Viele Länder hat er schon kennengelernt. Im letzten Herbst segelte er Wettfahrten in Mexiko. Unglaublich dann seine Leistungs-Explosion jetzt bei den entscheidenden Quali-Wettkämpfen in Wannemünde. Unter den 80 besten Opti-Seglern wurde Lukas Zweiter. Mit zwölf anstrengenden Wettfahrten in nur einer Woche. Einmal ging er sogar wegen einer Kollision über Bord. Aber selbst das machte nichts.

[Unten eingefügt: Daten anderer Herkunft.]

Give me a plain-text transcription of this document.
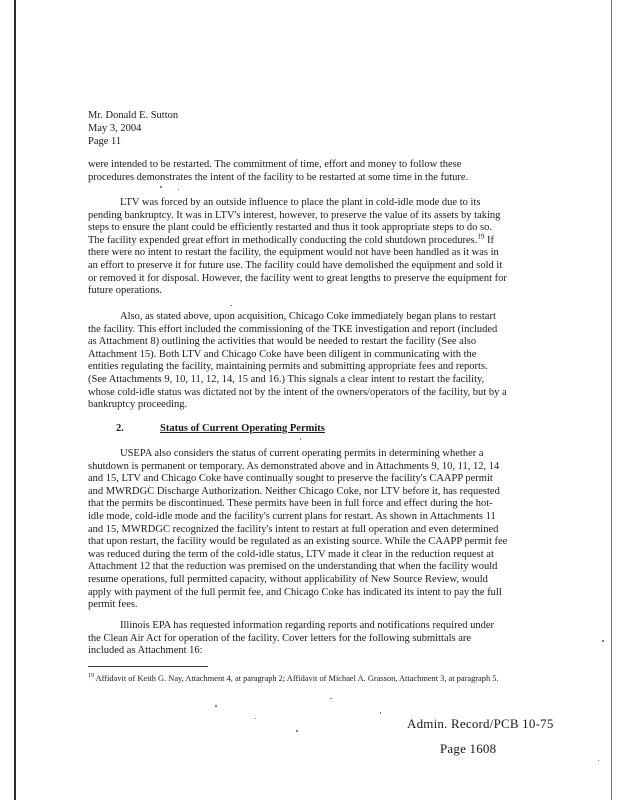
Mr. Donald E. Sutton
May 3, 2004
Page 11

were intended to be restarted. The commitment of time, effort and money to follow these procedures demonstrates the intent of the facility to be restarted at some time in the future.

LTV was forced by an outside influence to place the plant in cold-idle mode due to its pending bankruptcy. It was in LTV's interest, however, to preserve the value of its assets by taking steps to ensure the plant could be efficiently restarted and thus it took appropriate steps to do so. The facility expended great effort in methodically conducting the cold shutdown procedures.$^{19}$ If there were no intent to restart the facility, the equipment would not have been handled as it was in an effort to preserve it for future use. The facility could have demolished the equipment and sold it or removed it for disposal. However, the facility went to great lengths to preserve the equipment for future operations.

Also, as stated above, upon acquisition, Chicago Coke immediately began plans to restart the facility. This effort included the commissioning of the TKE investigation and report (included as Attachment 8) outlining the activities that would be needed to restart the facility (See also Attachment 15). Both LTV and Chicago Coke have been diligent in communicating with the entities regulating the facility, maintaining permits and submitting appropriate fees and reports. (See Attachments 9, 10, 11, 12, 14, 15 and 16.) This signals a clear intent to restart the facility, whose cold-idle status was dictated not by the intent of the owners/operators of the facility, but by a bankruptcy proceeding.

2.	Status of Current Operating Permits

USEPA also considers the status of current operating permits in determining whether a shutdown is permanent or temporary. As demonstrated above and in Attachments 9, 10, 11, 12, 14 and 15, LTV and Chicago Coke have continually sought to preserve the facility's CAAPP permit and MWRDGC Discharge Authorization. Neither Chicago Coke, nor LTV before it, has requested that the permits be discontinued. These permits have been in full force and effect during the hot-idle mode, cold-idle mode and the facility's current plans for restart. As shown in Attachments 11 and 15, MWRDGC recognized the facility's intent to restart at full operation and even determined that upon restart, the facility would be regulated as an existing source. While the CAAPP permit fee was reduced during the term of the cold-idle status, LTV made it clear in the reduction request at Attachment 12 that the reduction was premised on the understanding that when the facility would resume operations, full permitted capacity, without applicability of New Source Review, would apply with payment of the full permit fee, and Chicago Coke has indicated its intent to pay the full permit fees.

Illinois EPA has requested information regarding reports and notifications required under the Clean Air Act for operation of the facility. Cover letters for the following submittals are included as Attachment 16:

$^{19}$ Affidavit of Keith G. Nay, Attachment 4, at paragraph 2; Affidavit of Michael A. Grasson, Attachment 3, at paragraph 5.
Admin. Record/PCB 10-75
Page 1608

Lukas startet für den Seebrucker Regattaverein und wurde nun auch in die Deutsche Nationalmannschaft berufen.

Anlässlich der Jahres-Versammlung der Optimisten-Klasse in Neuseeland war die WM 2013 an Italien vergeben worden. Wegen der optimalsten Wind-Verhältnisse findet sie am Gardasee statt – und zwar vom 17. bis 27. Juli. Lukas ist natürlich für diesen Zeitraum von seiner Schulpflicht am Gymnasium Wasserburg befreit worden.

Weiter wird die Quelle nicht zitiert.